A taça de vidro tremeu em minha mão, algo no tom da voz dele denunciava seu espanto, sua incredulidade, seu medo, e naquele instante eu tive a certeza de que a Quimera havia retornado para me assombrar.

- Soubemos de quê? – perguntou minha mãe, desconfiada.

John deu de ombros, como se não desejasse enfatizar muito o quê estava dizendo.

- Estava conversando com o delegado Percy hoje de manhã.

- E? – eu o instiguei. John estreitou seus olhos, e algo havia brotado neles, algo estranho. Desconfiança?

- Parece que um andarilho cometeu suicídio ontem à noite.

- E o que isso tem de mais? – perguntou minha mãe, enquanto uma onda de desespero arrastava-me para um abismo negro e frio. E naquele instante eu tive medo, muito medo.

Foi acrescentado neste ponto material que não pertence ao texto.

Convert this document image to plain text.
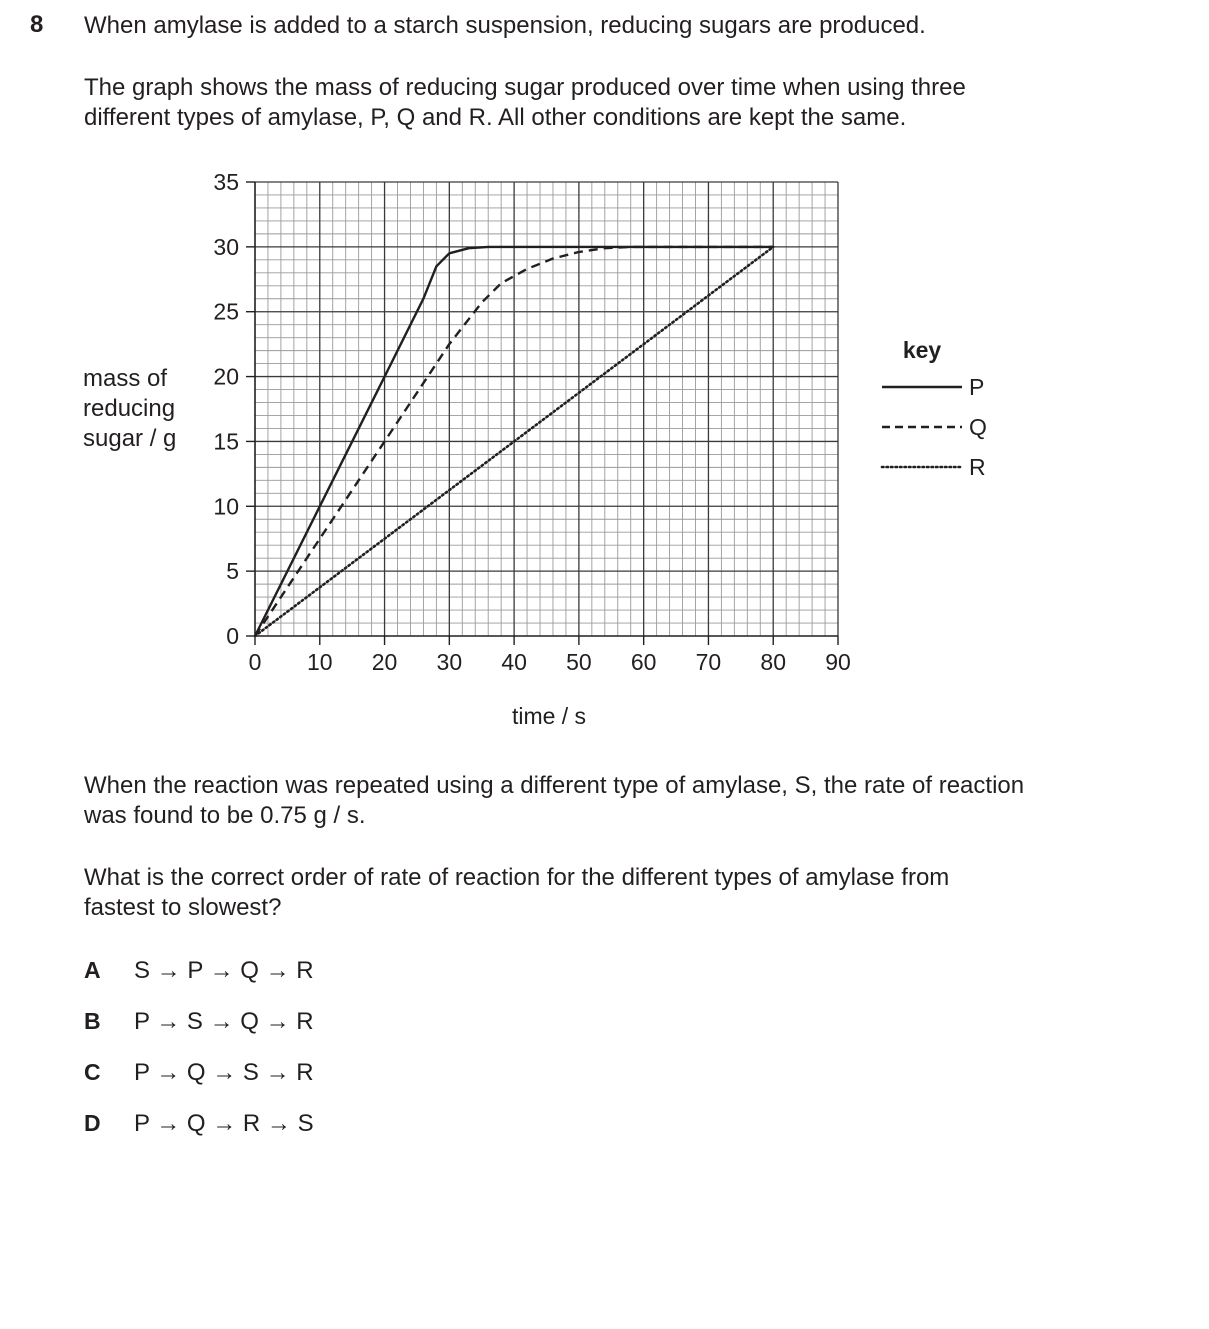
8 When amylase is added to a starch suspension, reducing sugars are produced.

The graph shows the mass of reducing sugar produced over time when using three

different types of amylase, P, Q and R. All other conditions are kept the same.

0 10 20 30 40 50 60 70 80 90
0
5
10
15
20
25
30
35
time / s
mass of
reducing
sugar / g
key
P
Q
R

When the reaction was repeated using a different type of amylase, S, the rate of reaction

was found to be 0.75 g / s.

What is the correct order of rate of reaction for the different types of amylase from

fastest to slowest?

A S → P → Q → R
B P → S → Q → R
C P → Q → S → R
D P → Q → R → S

- Não foi o fato dele ter se suicidado que chamou a minha atenção, foi a forma.

Um zunido pareceu ecoar ao fundo de meus ouvidos, enquanto um jorro gelado preenchia minhas veias. Meu coração acelerou no mesmo instante, enquanto meus dedos fechavam-se ao redor dos talheres.

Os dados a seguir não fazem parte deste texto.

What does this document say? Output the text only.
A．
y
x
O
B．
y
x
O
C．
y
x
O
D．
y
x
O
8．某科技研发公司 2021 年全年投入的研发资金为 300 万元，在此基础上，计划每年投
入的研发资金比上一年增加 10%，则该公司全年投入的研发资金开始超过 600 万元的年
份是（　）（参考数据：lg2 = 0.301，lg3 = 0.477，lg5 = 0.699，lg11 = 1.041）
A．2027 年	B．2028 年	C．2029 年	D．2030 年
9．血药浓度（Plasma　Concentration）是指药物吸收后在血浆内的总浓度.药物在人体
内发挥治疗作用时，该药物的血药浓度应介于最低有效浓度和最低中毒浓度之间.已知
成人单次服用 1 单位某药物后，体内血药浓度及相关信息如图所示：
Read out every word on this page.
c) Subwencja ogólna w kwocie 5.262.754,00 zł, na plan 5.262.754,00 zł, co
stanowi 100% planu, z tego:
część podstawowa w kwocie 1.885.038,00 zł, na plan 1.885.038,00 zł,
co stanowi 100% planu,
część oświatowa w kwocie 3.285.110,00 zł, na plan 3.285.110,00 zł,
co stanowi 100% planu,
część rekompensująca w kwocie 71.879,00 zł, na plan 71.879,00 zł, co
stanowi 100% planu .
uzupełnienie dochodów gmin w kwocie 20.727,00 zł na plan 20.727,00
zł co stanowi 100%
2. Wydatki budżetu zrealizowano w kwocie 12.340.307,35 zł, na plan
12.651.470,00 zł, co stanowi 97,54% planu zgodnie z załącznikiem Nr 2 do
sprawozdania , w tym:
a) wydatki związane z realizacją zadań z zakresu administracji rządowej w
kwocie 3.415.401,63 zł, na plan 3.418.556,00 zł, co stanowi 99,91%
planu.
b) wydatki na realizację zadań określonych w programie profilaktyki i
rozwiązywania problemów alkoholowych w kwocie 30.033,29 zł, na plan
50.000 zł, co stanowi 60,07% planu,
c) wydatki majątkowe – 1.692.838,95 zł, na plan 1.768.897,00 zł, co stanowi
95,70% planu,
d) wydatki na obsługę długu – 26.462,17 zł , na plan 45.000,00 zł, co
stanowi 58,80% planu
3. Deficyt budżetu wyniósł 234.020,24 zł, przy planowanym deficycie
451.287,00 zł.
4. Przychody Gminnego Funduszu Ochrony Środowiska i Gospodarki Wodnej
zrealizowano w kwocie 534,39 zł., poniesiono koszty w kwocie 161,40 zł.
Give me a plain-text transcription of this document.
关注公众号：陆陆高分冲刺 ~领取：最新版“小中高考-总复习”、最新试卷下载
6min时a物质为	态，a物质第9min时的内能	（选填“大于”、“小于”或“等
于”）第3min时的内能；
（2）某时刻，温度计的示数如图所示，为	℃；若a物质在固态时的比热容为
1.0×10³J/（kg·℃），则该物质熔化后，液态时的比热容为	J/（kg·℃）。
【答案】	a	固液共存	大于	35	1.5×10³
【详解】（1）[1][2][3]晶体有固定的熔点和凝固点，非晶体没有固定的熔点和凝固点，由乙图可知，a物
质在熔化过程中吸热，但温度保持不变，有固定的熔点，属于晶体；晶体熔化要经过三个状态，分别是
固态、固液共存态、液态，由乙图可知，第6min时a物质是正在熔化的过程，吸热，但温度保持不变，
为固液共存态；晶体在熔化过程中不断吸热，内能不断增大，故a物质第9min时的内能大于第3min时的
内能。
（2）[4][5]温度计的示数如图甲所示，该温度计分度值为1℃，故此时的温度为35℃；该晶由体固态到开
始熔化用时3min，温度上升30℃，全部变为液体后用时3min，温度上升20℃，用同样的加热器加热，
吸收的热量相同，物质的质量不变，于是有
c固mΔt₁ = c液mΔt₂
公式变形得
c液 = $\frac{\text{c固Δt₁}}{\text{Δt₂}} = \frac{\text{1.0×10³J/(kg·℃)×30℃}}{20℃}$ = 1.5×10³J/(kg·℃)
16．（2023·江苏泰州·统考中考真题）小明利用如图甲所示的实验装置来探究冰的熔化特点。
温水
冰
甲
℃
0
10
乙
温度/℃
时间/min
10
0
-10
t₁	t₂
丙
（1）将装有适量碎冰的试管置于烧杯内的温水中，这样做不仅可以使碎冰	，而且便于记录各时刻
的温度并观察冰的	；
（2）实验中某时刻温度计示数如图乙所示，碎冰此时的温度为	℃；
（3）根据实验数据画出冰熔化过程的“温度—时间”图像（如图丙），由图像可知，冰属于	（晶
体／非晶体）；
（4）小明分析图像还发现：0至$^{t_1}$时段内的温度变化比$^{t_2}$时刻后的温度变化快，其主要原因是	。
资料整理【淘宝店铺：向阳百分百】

- O delegado o encontrou hoje pela manhã, os pulsos cortados por algum objeto metálico. Mas o mais assustador foram as mensagens que ele escreveu com o próprio sangue que fluía de seus cortes nas paredes e no chão. Algo sobre “os cinco dias sem nome” e mais uma coisa que eu devo ter esquecido.

- Jesus Cristo! – exclamou minha avó, os olhos esbugalhados, as mãos sobre o seio.

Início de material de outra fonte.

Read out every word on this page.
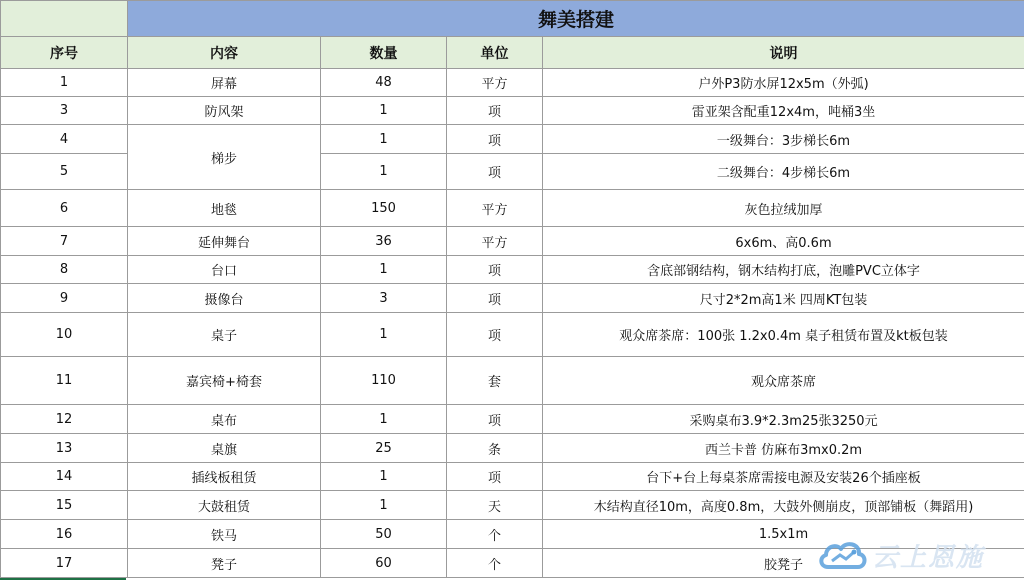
	舞美搭建			
序号	内容	数量	单位	说明
1	屏幕	48	平方	户外P3防水屏12x5m（外弧)
3	防风架	1	项	雷亚架含配重12x4m，吨桶3坐
4	梯步	1	项	一级舞台：3步梯长6m
5		1	项	二级舞台：4步梯长6m
6	地毯	150	平方	灰色拉绒加厚
7	延伸舞台	36	平方	6x6m、高0.6m
8	台口	1	项	含底部钢结构，钢木结构打底，泡雕PVC立体字
9	摄像台	3	项	尺寸2*2m高1米 四周KT包装
10	桌子	1	项	观众席茶席：100张 1.2x0.4m 桌子租赁布置及kt板包装
11	嘉宾椅+椅套	110	套	观众席茶席
12	桌布	1	项	采购桌布3.9*2.3m25张3250元
13	桌旗	25	条	西兰卡普 仿麻布3mx0.2m
14	插线板租赁	1	项	台下+台上每桌茶席需接电源及安装26个插座板
15	大鼓租赁	1	天	木结构直径10m，高度0.8m，大鼓外侧崩皮，顶部铺板（舞蹈用)
16	铁马	50	个	1.5x1m
17	凳子	60	个	胶凳子	云上恩施
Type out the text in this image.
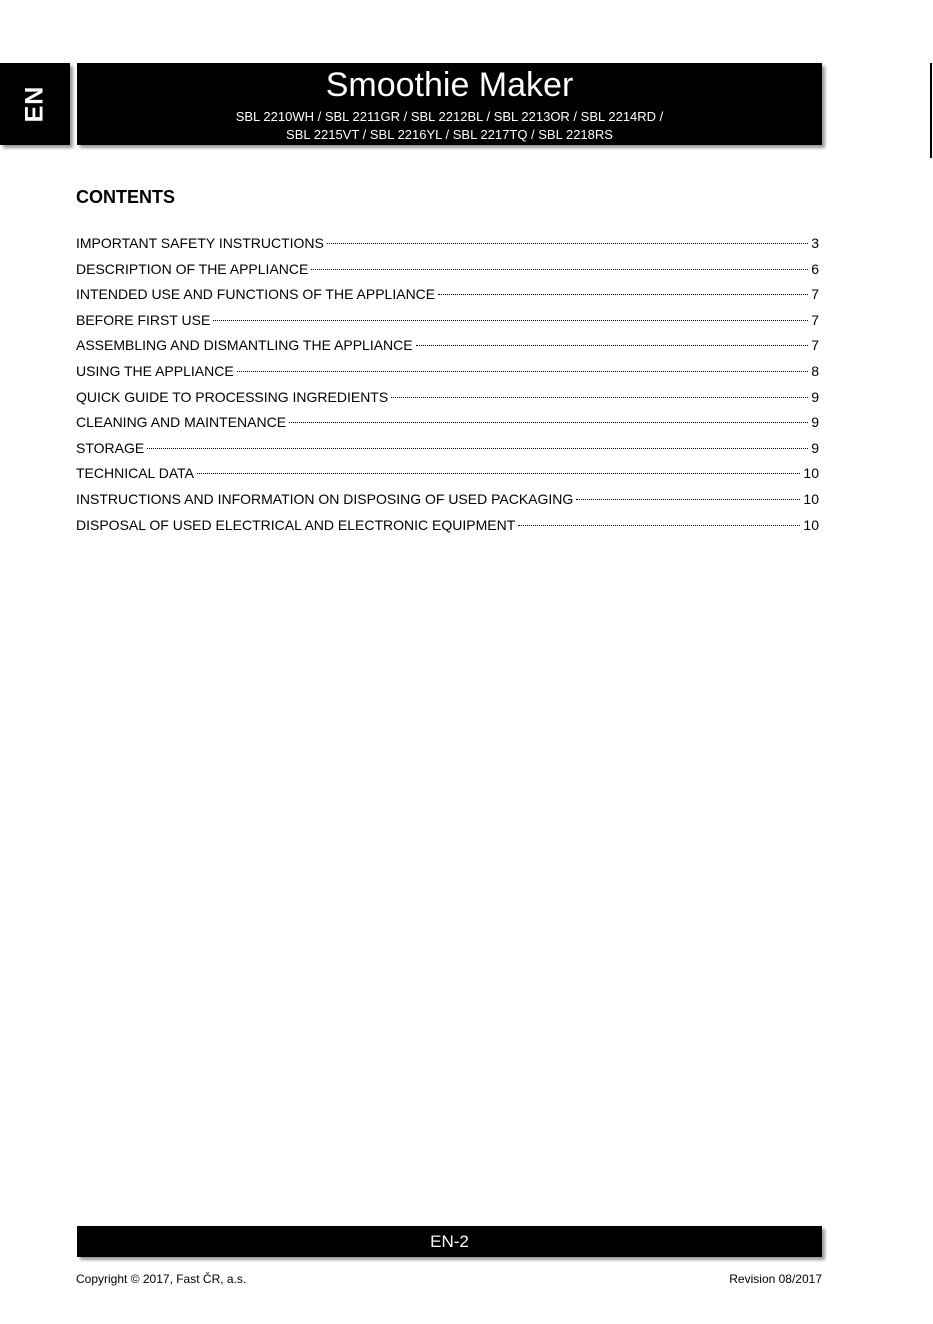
EN	Smoothie Maker
SBL 2210WH / SBL 2211GR / SBL 2212BL / SBL 2213OR / SBL 2214RD /
SBL 2215VT / SBL 2216YL / SBL 2217TQ / SBL 2218RS
CONTENTS
IMPORTANT SAFETY INSTRUCTIONS	3
DESCRIPTION OF THE APPLIANCE	6
INTENDED USE AND FUNCTIONS OF THE APPLIANCE	7
BEFORE FIRST USE	7
ASSEMBLING AND DISMANTLING THE APPLIANCE	7
USING THE APPLIANCE	8
QUICK GUIDE TO PROCESSING INGREDIENTS	9
CLEANING AND MAINTENANCE	9
STORAGE	9
TECHNICAL DATA	10
INSTRUCTIONS AND INFORMATION ON DISPOSING OF USED PACKAGING	10
DISPOSAL OF USED ELECTRICAL AND ELECTRONIC EQUIPMENT	10
EN-2
Copyright © 2017, Fast ČR, a.s.	Revision 08/2017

- E onde foi isso? – perguntei, só me dando conta de que havia me reclinado na direção de John, quando todos os olhares já estavam direcionados para mim. Desconcertada, recuei, sentando-me em meu lugar novamente, enquanto aguardava pela resposta de John.

John deu de ombros novamente, como se não se interessasse muito por isso.

- Em uma fábrica de laticínios abandonada há mais de trinta anos, nos arredores da cidade.

- Claro. – sussurrei para mim mesma, meus olhos ficando vagos, enquanto as lembranças tumultuadas daquela noite preenchiam meus pensamentos. Minha fuga de casa, a chuva, o vento frio, Tobi, e depois...

Cerrei meus olhos com força, retirando-me da mesa como um furacão. Eu não podia mais permanecer ali.

- Desculpe, preciso ir para o meu quarto.

Subi os lances de escada com fúria, batendo a porta de meu quarto com uma violência demasiadamente exagerada. Assim que me vi em meu refúgio, levei as mãos à cabeça, o que estava havendo naquela cidade? Primeiro Becki, agora esse andarilho. Tudo isso em menos de três semanas.

Caminhei de um lado a outro por incontáveis minutos. Eu tinha que fazer algo, eu tinha que descobrir o que estava havendo. Eu sentia que enlouqueceria se não ficasse a par dos acontecimentos. Eu tentava pacientemente juntar os fatos. Becki dissera algo sobre os cinco dias sem nome, sobre o fim de algum tipo de opressão e a ascensão de um novo líder. Mas quem era ele? O que pretendia com isso?

Respirei fundo, tentando organizar meus pensamentos, chegar a uma conclusão que pudesse fazer sentido. Mas eu não chegava em nada. Se ao menos eu tivesse Aidan ao meu lado.

E a volta dos Devoradores de Alma. Por que eles estavam atrás de mim? O que queriam? Por que vieram justo atrás de mim? Eu não conseguia compreender absolutamente nada e a razão escapava-me.

Nem mesmo percebi quando me sentei no chão frio e abri uma velha arca há muito esquecida em baixo de minha cama. Ela estava coberta de poeira.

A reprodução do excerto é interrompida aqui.